Track Changes: The Literary History of Word Processing - McGill 2013 Digital Humanities Lecture - Matt Kirschenbaum (Maryland)

Thursday, March 21, 2013 18:30to20:00
Leacock Building room 232, 855 rue Sherbrooke Ouest, Montreal, QC, H3A 2T7, CA

Mark Twain famously prepared the manuscript for Life on the Mississippi (1883) with his new Remington typewriter, the first literary text ever submitted to a publisher in typewritten form. Today we recognize that the typewriter changed the history and material culture of authorship. But when did writers begin using word processors? Who were the early adopters? How did the technology change their relationship to their craft? Was the computer just a better typewriter—faster, easier to use—or was it something more? And what will be the fate of today’s “manuscripts,” which take the form of electronic files in folders on hard drives, instead of papers in hard copy? This talk, drawn from the speaker's forthcoming book on the subject, will provide some answers, and also address questions related to the challenges of conducting research at the intersection of literary and technological history.

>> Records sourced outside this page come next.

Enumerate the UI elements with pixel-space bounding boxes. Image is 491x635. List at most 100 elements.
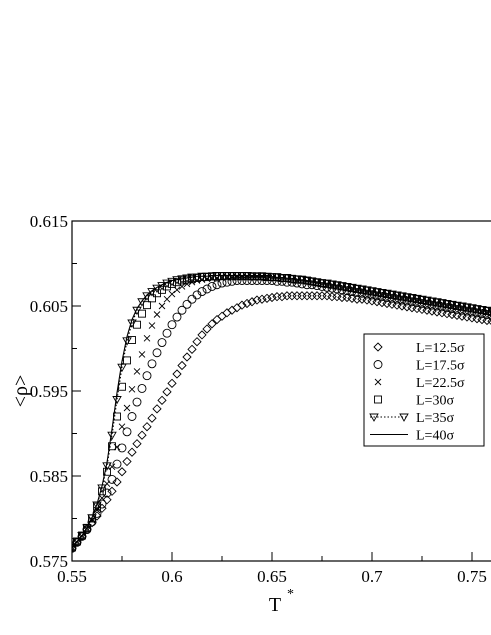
y-tick-label: 0.595 [30,382,68,401]
data-point [197,330,207,340]
data-point [127,412,137,421]
legend-label: L=30σ [416,394,454,409]
data-point [97,499,107,509]
data-point [163,295,171,303]
data-point [162,387,172,397]
data-point [247,297,257,307]
data-point [82,524,92,533]
data-point [167,320,177,330]
legend-marker [374,395,382,404]
legend-item: L=35σ [369,411,454,426]
legend-item: L=40σ [370,429,454,444]
data-point [152,404,162,414]
data-point [442,303,452,313]
data-point [387,293,397,303]
legend-marker [373,342,383,352]
data-point [87,514,97,523]
legend-label: L=40σ [416,429,454,444]
data-point [157,395,167,405]
data-point [153,311,161,318]
data-point [267,273,277,283]
series-3 [72,273,491,552]
data-point [307,291,317,301]
data-point [132,306,142,316]
data-point [207,272,217,282]
data-point [207,319,217,329]
data-point [472,308,482,318]
data-point [237,300,247,310]
data-point [437,302,447,312]
data-point [407,297,417,307]
data-point [372,291,382,301]
data-point [138,351,146,358]
data-point [262,293,272,303]
data-point [242,298,252,309]
data-point [142,292,152,301]
data-point [178,283,186,290]
legend-label: L=17.5σ [416,359,465,374]
legend-label: L=12.5σ [416,341,465,356]
legend-item: L=12.5σ [373,341,465,356]
data-point [108,442,116,451]
data-point [197,287,207,296]
data-point [173,286,181,294]
y-tick-label: 0.575 [30,552,68,571]
data-point [317,291,327,301]
data-point [92,501,102,510]
x-tick-label: 0.65 [257,567,287,586]
data-point [337,285,347,295]
data-point [132,439,142,449]
y-axis-title: <ρ> [10,375,32,408]
data-point [107,474,117,484]
data-point [317,279,327,288]
data-point [102,488,112,498]
data-point [167,378,177,388]
legend-label: L=35σ [416,411,454,426]
data-point [137,298,147,307]
data-point [172,312,182,322]
data-point [142,371,152,381]
data-point [112,477,122,487]
data-point [222,277,232,287]
series-line [72,274,491,548]
data-point [98,494,106,502]
data-point [397,295,407,305]
legend-marker [369,413,379,422]
y-tick-label: 0.605 [30,297,68,316]
data-point [152,348,162,358]
data-point [227,305,237,315]
data-point [147,359,157,369]
data-point [128,385,136,393]
data-point [128,336,136,344]
data-point [482,310,491,319]
data-point [138,309,146,318]
data-point [362,289,372,299]
data-point [102,495,112,505]
data-point [137,384,147,393]
data-point [127,447,137,457]
data-point [317,282,327,291]
series-6 [72,274,272,548]
legend-marker [373,360,383,369]
data-point [142,422,152,432]
data-point [157,338,167,347]
data-point [287,291,297,301]
axis-titles: <ρ> T * [10,375,294,616]
data-point [462,306,472,316]
legend-label: L=22.5σ [416,376,465,391]
data-point [122,427,132,437]
data-point [72,538,82,547]
data-point [107,486,117,496]
data-point [267,292,277,303]
data-point [182,352,192,362]
axis-tick-labels: 0.55 0.6 0.65 0.7 0.75 0.575 0.585 0.595 0.605 0.… [30,212,487,586]
y-tick-label: 0.585 [30,467,68,486]
data-point [72,543,77,553]
data-point [277,274,287,283]
data-point [132,397,142,407]
data-point [148,322,156,329]
data-point [342,286,352,296]
data-point [212,280,222,290]
data-point [162,328,172,338]
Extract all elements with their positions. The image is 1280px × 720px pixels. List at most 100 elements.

Matt Kirschenbaum will give the 2nd Annual McGill Lecture in Digital Humanities. Dr. Kirschenbaum is Associate Professor in the Department of English at the University of Maryland and Associate Director of the Maryland Institute for Technology in the Humanities (MITH, an applied thinktank for the digital humanities). He is also an affiliated faculty member with theHuman-Computer Interaction Lab at Maryland, and a member of the teaching faculty at the University of Virginia’s Rare Book School.  Kirschenbaum served as the first director of the new Digital Cultures and Creativity living/learning program in the Honors College at Maryland.

2011 Guggenheim Fellow, Kirschenbaum specializes in digital humanities, electronic literature and creative new media (including games), textual studies, and postmodern/experimental literature. He has a Ph.D. in English from the University of Virginia, and was trained in humanities computing at Virginia’s Electronic Text Center and Institute for Advanced Technology in the Humanities (where he was the Project Manager of the William Blake Archive). His dissertation was the first electronic dissertation in the English department at Virginia and one of the very first in the nation.

The lecture will be preceded by a reception in conjunction with McGill's Interacting with Print project from 5pm onwards.